Die Therapie der posterioren Stabilisierung ist in der Literatur viel diskutiert. Die konservative Therapie wird bei atraumatischen Instabilitäten bevorzugt. Bei traumatischer Instabilität und positivem Jerk-Test ist die operative Stabilisierung des Schultergelenks indiziert [7]. Arthroskopische Eingriffe sind hierbei der Goldstandard. Je nach Ausmaß der Begleitverletzung werden additiv rekonstruktive Maßnahmen der Begleitstrukturen durchgeführt. Für die weichteilige Verletzung, bei fehlendem ossärem Defekt, entspricht der Goldstandard der Rekonstruktion des Labrums mittels Fadenankern unter gleichzeitiger Raffung des aIGHL und pIGHL, die als wichtige Stabilisatoren des Gelenks dienen [11].

Biomechanische Studien haben die Rolle der LBS als passivem Stabilisator des Glenohumeralgelenks beschrieben.

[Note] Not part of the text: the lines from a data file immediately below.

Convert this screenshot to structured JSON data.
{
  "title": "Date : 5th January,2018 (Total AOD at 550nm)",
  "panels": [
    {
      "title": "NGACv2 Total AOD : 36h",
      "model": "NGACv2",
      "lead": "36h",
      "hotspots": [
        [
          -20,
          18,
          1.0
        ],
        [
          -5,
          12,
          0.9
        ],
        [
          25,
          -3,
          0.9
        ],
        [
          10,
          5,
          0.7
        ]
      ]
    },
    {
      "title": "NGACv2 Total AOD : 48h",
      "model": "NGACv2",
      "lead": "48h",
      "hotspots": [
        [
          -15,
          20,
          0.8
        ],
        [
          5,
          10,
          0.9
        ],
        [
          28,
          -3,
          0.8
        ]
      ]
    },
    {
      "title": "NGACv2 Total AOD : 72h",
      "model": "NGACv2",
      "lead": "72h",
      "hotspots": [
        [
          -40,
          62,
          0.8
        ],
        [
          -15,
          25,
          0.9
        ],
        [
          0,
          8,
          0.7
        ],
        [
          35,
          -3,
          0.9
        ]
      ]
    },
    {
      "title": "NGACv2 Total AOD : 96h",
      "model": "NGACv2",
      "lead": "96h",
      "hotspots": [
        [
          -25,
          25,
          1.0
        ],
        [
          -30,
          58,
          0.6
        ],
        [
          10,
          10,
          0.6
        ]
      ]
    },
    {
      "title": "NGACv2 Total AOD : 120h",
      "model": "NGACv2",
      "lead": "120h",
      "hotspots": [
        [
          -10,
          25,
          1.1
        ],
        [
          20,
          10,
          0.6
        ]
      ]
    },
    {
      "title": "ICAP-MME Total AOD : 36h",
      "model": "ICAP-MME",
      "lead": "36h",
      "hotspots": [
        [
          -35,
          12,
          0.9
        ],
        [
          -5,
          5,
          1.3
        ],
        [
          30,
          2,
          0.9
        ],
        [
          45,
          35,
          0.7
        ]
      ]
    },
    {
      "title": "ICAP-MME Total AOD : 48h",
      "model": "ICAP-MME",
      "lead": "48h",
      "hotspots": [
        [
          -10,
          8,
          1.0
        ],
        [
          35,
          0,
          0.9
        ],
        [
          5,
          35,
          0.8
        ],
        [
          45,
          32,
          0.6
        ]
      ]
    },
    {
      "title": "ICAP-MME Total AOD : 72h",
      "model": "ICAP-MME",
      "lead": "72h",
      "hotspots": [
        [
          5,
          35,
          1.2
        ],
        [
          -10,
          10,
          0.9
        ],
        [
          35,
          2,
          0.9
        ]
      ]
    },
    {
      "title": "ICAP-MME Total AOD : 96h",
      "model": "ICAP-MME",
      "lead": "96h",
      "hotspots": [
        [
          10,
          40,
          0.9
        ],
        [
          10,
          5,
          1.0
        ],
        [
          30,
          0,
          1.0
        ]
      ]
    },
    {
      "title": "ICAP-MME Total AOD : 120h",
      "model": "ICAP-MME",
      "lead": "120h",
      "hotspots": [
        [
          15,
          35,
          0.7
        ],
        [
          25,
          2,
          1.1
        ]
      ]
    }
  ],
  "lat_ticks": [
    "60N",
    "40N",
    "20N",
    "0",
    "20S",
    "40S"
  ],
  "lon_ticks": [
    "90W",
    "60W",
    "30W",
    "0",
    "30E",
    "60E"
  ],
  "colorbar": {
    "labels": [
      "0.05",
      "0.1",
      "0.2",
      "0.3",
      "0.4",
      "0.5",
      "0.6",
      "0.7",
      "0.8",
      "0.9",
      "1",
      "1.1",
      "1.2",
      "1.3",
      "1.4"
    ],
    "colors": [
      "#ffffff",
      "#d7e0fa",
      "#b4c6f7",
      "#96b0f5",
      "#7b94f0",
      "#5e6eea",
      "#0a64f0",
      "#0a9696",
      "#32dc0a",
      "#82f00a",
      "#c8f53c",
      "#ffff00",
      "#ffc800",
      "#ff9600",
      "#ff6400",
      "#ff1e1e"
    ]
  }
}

Die LBS verhindert die omnidirektionale Translation, Torsionsbewegungen und reduziert die Kraft auf das IGHL durch konkave Kompression [1]. Umgekehrt konnte gezeigt werden, dass eine Verletzung des Bizepssehnenankers zu einer erhöhten anterioren und posterioren Verschieblichkeit führt. Daher sollte insbesondere bei hohem funktionellem Anspruch ein Erhalt der LBS im Kontext einer MDI – wie im vorliegenden Fall – angestrebt werden [13]. Gerade korbhenkelartige Läsionen sind jedoch als anzunehmende Schmerzursache zu behandeln.

Im Fall des Patienten war eine operative Therapie der Reverse Hill-Sachs-Läsion nicht indiziert, da diese als „non-engaging“ Läsion klassifiziert wurde. Eine „engaging“ Reversed Hill-Sachs-Läsion ist nach Palmer und Widén definiert als ein Defekt, der in einer athletischen Funktionsstellung mit dem Glenoidrand verkantet. Dieser Defekt könnte mittels eines arthroskopischen Transfers der Subskapularissehne therapiert werden [5].

Fazit für die Praxis

  • Ein Trauma als Ursache einer multidirektionalen Instabilität ohne Hyperlaxität ist selten.

  • Posteriore Luxationen sind schwer zu diagnostizieren und werden in der klinischen Praxis häufig falsch oder gar nicht diagnostiziert – eine erhöhte Aufmerksamkeit, auch im Hinblick auf eine mögliche MDI – ist angebracht.

  • Bei Luxationen sollte immer auf glenohumerale Begleitverletzungen, wie SLAP-Läsionen, Rotatorenmanschettenläsionen und Knorpelschäden geachtet werden.